The J-1 Physician Visa:

There are no limits on the number of J-1 visa issued to applicants each year and the J-1 is less expensive than an H-1B visa, therefore the J-1 is the easiest visa for International Medical Graduates seeking entry to the US to complete a residency or fellowship to obtain sponsorship for. The maximum duration for a J-1 visa is directly tied to the length of the training. To continue to work and live in the U.S. once the prescribed training course ends, an IMG must be granted an H or L visa status or permanent residence. There are other limitations for IMGs coming to the U.S. in J-1 status :

No “moonlighting” for J-1 Physicians:

Federal regulations do not permit employment outside of the approved residency or fellowship training, therefore “moonlighting” is not permitted to supplement income.

2-year home residency requirement:

Applicants for a J-1 visa must prove that they have sufficient “home ties” which will compel them to return to their home country upon completion of their training.
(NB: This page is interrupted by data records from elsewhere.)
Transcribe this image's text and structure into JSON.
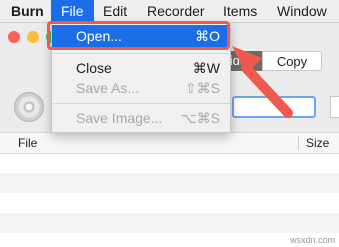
{
  "menubar": {
    "items": [
      "Burn",
      "File",
      "Edit",
      "Recorder",
      "Items",
      "Window"
    ]
  },
  "file_menu": {
    "items": [
      {
        "label": "Open...",
        "shortcut": "⌘O"
      },
      {
        "label": "Close",
        "shortcut": "⌘W"
      },
      {
        "label": "Save As...",
        "shortcut": "⇧⌘S"
      },
      {
        "label": "Save Image...",
        "shortcut": "⌥⌘S"
      }
    ]
  },
  "toolbar": {
    "tab_video_partial": "ideo",
    "tab_copy": "Copy"
  },
  "table": {
    "columns": [
      "File",
      "Size"
    ]
  },
  "watermark": "wsxdn.com",
  "colors": {
    "selection": "#1a6fe8",
    "annotation": "#ef5a4e"
  }
}
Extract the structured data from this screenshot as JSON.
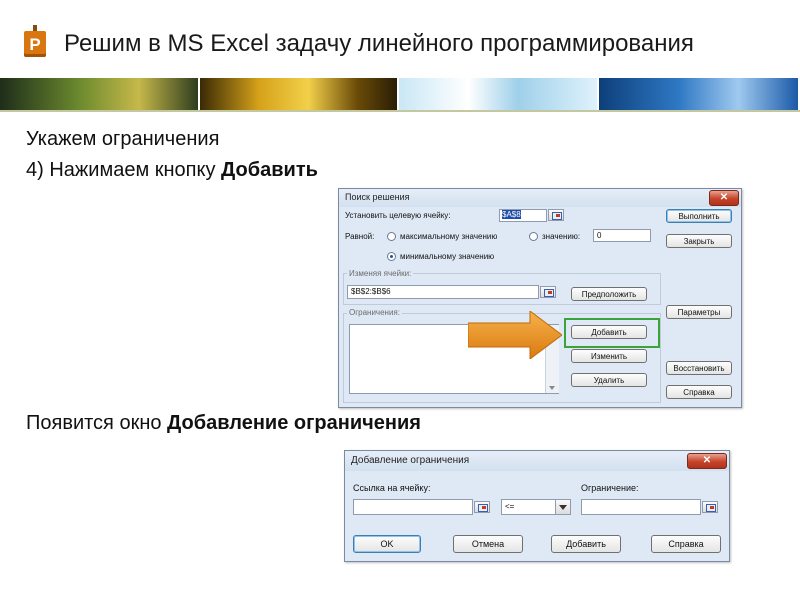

The reason for this requirement is that J-1 visa holders are normally subject to a requirement that they return to and reside in their home country for two years (referred to as the “home residency requirement”) before they may be granted an H or L visa status or permanent residence.

Waiver of the 2-year home residency requirement:

This requirement to return to their home country may be waived under a program referred to as the “Conrad 30 program”. First introduced in 1994, and updated most recently in 2008, The Conrad 30 program addresses the issue of physician shortages in rural and urban areas of the United States by allowing each State’s Department of Health to sponsor up to 30 international medical graduates (IMGs) each year for waiver of the two-year home residency requirement of the physician’s J-1 visa, for those physicians who will work in DHHS designated medically underserved/shortage areas. Of those 30 waivers, states are now also able to consider up to 10 FLEX waivers, for physicians agreeing to work in areas which are not designated as underserved, but that serve individuals residing in neighboring underserved communities. The approved Conrad J-1 waiver applicants would be required to serve in federally designated shortage area (either rural or urban) for no less than three years.

The H-1B Visa for Physicians:

The H-1 temporary worker visa is the second visa option for an IMG to come to the US to train and practice. This visa is used a number of international workers in many specialty occupations. The total number of H-1B visa issued in the US each year is limited to 65,000 and the number of H-1B visa applications far exceeds this cap. Therefore, it is still possible that not all IMGs (and their employers) wishing to get a visa will get one.

There is also a cap exempt H-1 B visa which is available to IMGs only with an offer of employment at an institution of higher education, a related or affiliated nonprofit entity, a nonprofit research organization or a governmental research organization. The maximum duration of the H-1B visa is generally six years, unless the application for permanent residence (green card) process has begun.